COLORADO SPRINGS, Colo. – One of the perils of the United States being basketball’s richest country is that sometimes extremely talented players do not make the national team.
That’s the case with Jabri Abdur-Rahim one of the top recruits in the class of 2020. The 6-6, 180-pound 15-year-old was one of the last four cuts for the 2017 USA Basketball Men’s U16 National Team.
Abdur-Rahim was named a finalist and by all accords had a pretty solid training camp but he was still left off the squad.
Playing for Team Rio 16U AAU circuit, he is averaging 10.3 points, 7.7 rebounds, 1.6 assists and 1.6 blocks per game. This last season in high school, he helped to take his Seton Hall Prep School (N.J.) to the second round of the playoffs.

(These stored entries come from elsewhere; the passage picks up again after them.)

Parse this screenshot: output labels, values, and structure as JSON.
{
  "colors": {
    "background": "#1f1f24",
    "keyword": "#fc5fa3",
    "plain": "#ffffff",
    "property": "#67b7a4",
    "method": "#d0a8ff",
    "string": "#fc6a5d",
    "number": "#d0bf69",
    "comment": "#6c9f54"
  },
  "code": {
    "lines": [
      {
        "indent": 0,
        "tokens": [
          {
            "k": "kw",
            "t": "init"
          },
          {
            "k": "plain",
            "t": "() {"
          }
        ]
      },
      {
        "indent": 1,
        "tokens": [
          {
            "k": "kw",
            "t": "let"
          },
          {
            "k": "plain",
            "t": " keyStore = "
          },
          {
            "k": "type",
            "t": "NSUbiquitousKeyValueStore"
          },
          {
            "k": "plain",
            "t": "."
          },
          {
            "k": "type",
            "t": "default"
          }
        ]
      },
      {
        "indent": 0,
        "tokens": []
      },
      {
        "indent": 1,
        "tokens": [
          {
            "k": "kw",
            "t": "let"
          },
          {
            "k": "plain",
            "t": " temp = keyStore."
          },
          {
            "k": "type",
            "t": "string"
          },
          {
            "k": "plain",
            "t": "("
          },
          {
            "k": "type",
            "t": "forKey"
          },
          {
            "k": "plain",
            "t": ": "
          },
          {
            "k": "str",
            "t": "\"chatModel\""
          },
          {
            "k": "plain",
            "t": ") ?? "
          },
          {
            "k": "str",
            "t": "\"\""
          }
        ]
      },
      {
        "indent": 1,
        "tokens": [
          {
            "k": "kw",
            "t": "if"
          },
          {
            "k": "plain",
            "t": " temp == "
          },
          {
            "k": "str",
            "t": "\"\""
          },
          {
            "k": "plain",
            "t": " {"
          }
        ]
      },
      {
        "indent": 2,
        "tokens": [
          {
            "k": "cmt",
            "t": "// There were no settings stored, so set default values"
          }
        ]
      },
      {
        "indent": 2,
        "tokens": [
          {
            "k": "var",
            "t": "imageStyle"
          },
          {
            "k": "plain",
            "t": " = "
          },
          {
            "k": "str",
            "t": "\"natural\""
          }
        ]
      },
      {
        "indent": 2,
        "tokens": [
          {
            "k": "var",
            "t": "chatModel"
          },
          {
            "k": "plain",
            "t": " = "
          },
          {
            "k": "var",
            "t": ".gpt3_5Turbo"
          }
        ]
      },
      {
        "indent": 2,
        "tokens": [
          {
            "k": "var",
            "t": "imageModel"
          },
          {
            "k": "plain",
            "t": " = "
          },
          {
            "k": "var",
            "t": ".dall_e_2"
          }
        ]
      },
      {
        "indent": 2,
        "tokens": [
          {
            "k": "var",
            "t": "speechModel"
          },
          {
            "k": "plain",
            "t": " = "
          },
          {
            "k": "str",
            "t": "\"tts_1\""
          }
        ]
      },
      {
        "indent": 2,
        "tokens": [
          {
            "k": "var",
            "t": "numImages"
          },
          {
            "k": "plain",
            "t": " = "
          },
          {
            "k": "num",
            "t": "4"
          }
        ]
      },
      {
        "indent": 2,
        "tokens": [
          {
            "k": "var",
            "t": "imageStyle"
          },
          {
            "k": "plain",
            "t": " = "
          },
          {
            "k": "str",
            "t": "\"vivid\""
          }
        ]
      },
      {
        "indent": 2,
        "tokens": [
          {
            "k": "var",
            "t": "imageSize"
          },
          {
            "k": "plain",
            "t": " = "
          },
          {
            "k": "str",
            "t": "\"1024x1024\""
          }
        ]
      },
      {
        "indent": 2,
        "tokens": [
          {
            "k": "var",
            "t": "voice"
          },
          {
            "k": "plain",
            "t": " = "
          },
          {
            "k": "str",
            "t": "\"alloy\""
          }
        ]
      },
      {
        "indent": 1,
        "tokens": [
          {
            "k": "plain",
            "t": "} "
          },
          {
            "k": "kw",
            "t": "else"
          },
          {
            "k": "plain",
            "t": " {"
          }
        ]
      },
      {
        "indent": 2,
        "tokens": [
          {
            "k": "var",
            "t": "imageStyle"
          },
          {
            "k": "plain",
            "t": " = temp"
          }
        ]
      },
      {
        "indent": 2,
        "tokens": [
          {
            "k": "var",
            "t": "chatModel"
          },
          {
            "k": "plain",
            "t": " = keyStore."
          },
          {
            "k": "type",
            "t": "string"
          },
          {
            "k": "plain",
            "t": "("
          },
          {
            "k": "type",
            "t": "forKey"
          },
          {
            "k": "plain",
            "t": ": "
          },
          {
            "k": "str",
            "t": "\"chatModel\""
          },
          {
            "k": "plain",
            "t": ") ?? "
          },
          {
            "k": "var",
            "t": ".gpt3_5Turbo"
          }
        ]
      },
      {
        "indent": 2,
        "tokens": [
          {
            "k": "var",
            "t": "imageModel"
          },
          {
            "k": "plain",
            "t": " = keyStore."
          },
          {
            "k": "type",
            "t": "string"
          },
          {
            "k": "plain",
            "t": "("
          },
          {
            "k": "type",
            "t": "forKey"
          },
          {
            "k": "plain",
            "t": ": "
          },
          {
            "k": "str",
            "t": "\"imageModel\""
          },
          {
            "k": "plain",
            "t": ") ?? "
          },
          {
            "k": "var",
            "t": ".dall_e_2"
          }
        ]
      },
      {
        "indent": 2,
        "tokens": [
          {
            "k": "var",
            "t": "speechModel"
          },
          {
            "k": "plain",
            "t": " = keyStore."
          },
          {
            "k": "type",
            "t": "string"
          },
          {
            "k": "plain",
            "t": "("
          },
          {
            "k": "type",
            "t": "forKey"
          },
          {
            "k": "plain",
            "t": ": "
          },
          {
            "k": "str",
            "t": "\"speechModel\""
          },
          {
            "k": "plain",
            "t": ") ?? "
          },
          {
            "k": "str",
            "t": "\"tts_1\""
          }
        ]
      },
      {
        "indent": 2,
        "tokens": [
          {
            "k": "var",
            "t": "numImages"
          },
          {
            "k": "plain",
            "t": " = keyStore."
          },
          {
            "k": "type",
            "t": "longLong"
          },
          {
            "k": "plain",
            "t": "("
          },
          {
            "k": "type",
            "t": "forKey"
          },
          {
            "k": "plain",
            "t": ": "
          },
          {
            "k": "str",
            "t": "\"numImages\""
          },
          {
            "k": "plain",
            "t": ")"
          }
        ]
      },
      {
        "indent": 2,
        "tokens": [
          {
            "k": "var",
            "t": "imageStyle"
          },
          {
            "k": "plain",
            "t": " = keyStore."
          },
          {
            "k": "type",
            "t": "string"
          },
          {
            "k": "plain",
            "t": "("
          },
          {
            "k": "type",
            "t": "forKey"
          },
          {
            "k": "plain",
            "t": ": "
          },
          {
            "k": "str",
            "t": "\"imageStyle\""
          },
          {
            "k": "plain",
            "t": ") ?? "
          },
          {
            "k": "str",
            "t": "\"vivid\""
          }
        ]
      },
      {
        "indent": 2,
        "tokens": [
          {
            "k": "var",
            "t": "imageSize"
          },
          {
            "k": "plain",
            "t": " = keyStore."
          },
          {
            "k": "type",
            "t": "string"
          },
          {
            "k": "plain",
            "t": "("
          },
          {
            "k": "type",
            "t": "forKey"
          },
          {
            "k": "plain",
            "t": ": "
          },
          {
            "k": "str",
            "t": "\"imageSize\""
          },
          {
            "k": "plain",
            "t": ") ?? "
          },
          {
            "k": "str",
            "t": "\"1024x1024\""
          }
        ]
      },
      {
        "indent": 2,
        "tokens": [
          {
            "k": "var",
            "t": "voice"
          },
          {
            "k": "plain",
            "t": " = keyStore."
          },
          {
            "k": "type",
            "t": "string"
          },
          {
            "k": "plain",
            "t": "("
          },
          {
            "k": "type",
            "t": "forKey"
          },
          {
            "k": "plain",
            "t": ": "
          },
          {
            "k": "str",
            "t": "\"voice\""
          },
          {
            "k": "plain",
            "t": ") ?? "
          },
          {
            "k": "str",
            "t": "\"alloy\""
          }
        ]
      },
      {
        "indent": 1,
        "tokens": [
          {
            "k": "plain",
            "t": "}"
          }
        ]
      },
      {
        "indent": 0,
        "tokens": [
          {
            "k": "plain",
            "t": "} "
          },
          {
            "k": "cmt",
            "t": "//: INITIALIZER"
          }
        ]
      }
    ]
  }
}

But you might be thinking the name Abdur-Rahim sounds familiar and you are right. Jabri’s father Shareef was a 2000 Olympic gold medalist and played in the NBA for 12 years.
“It’s a great relationship from a father-son standpoint but it’s great from a basketball standpoint as well,” Jabri said. “He gives me a lot of good advice that I try to take and implement into my game.”
A one-time All-Star big man and career 18.1 points per game scorer, Shareef Abdur-Rahim — who sat in the crowd watching his son at training camp — has made a clear impact.
“He’s an intelligent player, you can see it out here,” USA’s coach Don Showalter said. “A lot of times he does things that nobody notices except coaches. He’ll get a rebound out of his area or make a great pass – the little things -and you can tell he’s been around the game enough to understand what those little things are and what the value of those are.”
The family lineage goes past father for Jabri. Abdur-Rahim has had five uncles play college basketball.
“It’s always competition with us,” he said. “I want to be the best out of everyone so I continue to work hard so I can push to be the best out of anyone in my family. It’s really nice to have that sense of competition.”
While he won’t be making the trip to Argentina with Team USA, the five-star prospect has a good foundation for the future.
“I just got to continue to get better,” Abdur-Rahim said. “There are a lot of great players here and a lot of great players in my class. And I have to keep working hard.”